Ярким июльским днем, по дороге в Дамаск шел святой Павел. Правда тогда
он был Савл, и не святой. А вовсе даже великий и ужасный истребитель доброго,
светлого вечного на всех этих выжженных солнцем песчаных равнинах и горах
окраинах великой римской империи. Приблизительно в тоже время, но две тысячи
лет спустя, на руинах уже совершенно иной империи, мы с моим другом и товарищем
по борьбе за вышеупомянутое доброе, светлое вечное, украинским националистом по
убеждению и москалем(как тут принято говорить) по национальности, Мыколою,
сидим у него на кухне в небезызвестной «хрущевке» . Я думаю что публика «догоняет» что «хрущевка» - это мера
пространства, отпущенная человеческому существу в личное пользование в эпоху
развитого социализма. Этого пространства с лихвой хватает двум, закаленным в
классовых битвах бойцам, которыми мы, по моему скромному мнению, и являемся.
Как это принято в подобных местах в это время, мы пьем самогон под сало и
говорим «за жизнь» . Сало и водка,
разумеется, продукт националистических наклонностей моего товарища. «Бо
москаль» , гордо «отмазывается» Мыкола. Хотя, с другой стороны, комбинация
можно сказать классическая, имеющая, кроме духовных и политических
составляющих, также и чисто экономический резон в смысле цены.

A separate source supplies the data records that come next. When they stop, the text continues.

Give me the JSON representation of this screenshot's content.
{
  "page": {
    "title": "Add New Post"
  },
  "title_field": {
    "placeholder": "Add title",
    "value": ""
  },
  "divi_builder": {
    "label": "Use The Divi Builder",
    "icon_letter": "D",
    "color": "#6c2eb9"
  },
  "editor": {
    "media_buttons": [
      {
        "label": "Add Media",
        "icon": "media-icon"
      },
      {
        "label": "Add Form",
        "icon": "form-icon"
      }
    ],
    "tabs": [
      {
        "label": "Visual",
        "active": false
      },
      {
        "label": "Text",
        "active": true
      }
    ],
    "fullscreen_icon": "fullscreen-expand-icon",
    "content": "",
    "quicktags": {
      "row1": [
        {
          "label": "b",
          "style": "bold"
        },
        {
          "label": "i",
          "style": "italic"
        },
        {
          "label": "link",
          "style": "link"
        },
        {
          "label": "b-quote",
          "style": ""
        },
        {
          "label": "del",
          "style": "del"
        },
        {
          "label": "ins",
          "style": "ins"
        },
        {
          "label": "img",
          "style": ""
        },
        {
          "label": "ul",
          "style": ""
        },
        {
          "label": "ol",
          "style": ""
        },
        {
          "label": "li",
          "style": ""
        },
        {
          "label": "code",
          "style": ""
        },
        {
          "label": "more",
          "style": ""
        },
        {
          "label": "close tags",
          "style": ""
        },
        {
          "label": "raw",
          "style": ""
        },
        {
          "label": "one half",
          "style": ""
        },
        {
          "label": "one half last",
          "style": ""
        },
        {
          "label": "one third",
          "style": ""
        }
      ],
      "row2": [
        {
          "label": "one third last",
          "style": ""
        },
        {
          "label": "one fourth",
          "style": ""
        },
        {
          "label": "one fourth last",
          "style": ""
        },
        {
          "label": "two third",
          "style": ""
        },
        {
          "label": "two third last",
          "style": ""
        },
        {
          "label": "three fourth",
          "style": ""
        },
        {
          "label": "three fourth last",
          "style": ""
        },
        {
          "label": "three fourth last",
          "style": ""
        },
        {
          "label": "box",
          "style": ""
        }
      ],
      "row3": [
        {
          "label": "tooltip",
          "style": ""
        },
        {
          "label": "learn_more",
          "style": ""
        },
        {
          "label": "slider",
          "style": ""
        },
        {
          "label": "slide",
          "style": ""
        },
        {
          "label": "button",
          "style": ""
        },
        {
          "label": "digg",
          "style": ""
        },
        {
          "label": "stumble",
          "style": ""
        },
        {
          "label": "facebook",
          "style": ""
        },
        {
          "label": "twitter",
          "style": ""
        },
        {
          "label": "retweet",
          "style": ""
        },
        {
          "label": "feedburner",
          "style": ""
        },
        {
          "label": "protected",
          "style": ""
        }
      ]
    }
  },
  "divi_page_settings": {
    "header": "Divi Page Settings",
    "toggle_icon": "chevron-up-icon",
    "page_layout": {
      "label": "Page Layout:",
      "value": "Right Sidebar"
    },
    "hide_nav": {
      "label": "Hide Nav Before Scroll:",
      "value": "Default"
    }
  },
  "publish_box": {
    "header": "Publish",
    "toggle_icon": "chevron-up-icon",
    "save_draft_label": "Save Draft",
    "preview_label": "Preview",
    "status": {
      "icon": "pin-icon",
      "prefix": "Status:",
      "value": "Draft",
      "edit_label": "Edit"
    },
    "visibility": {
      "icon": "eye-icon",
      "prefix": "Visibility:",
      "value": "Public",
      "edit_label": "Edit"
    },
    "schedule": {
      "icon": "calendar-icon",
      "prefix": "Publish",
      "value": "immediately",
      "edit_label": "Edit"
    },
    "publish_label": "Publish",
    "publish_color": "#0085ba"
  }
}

За окном кухни полная темень, по случаю очередной годовщины
независимости нашей Родины. В окнах напротив горят свечи, призванные явить миру
наше торжество, но, как это видится сегодня, по прошествии десятка лет, «свеча
горела на столе, свеча горела…» скорее
за упокой, чем за здравие. Я практически не осведомлен в мистике происходящего,
поскольку не далее чем вчера прибыл из благословенной страны Грузии, которая
хоть и пребывала в некоем возбуждении по подобному же поводу, но делала это на
свой, кавказский лад, с другими «заворотами и прибамбасами» . На мой неуместный как бы вопрос( в доме
повешенного не говорят о веревке), «кого хороним» Мыкола молча смотрит своими серыми, российскими глазами в глубину
разверзающейся «пропасти без берегов» и предлагает тост «за единство Атмана и Брахмана» . Как и водится, отвечаю ему классическим «Ом.
Шанти, шанти, шанти» . Самогон
хорош, хотя, как по мне, чача будет покруче. Вглядываясь ныне в то время
национального пафоса и горячечности, которые к нынешнему дню уже несколько
поостыли под давлением повальной нищеты и беспредела, свалившихся на наши
головы под видом государственности и независимости, я все также не могу понять,
что же мы так радостно хоронили в то славное и совершенно бестолковое время.
При чем на всех необъятных просторах нашей, в судорогах умирающей Родины. Ну,
скорее всего ее и хоронили. Родину. Мыкола, как это было принято в то время, за
такие мысли сурово обзывает меня «манкуртом» .
- «Ты чего. Родина твоя, (сбиваясь на местный диалект) жеш ридна ненька
Украина. И накинець вона стала вильною» .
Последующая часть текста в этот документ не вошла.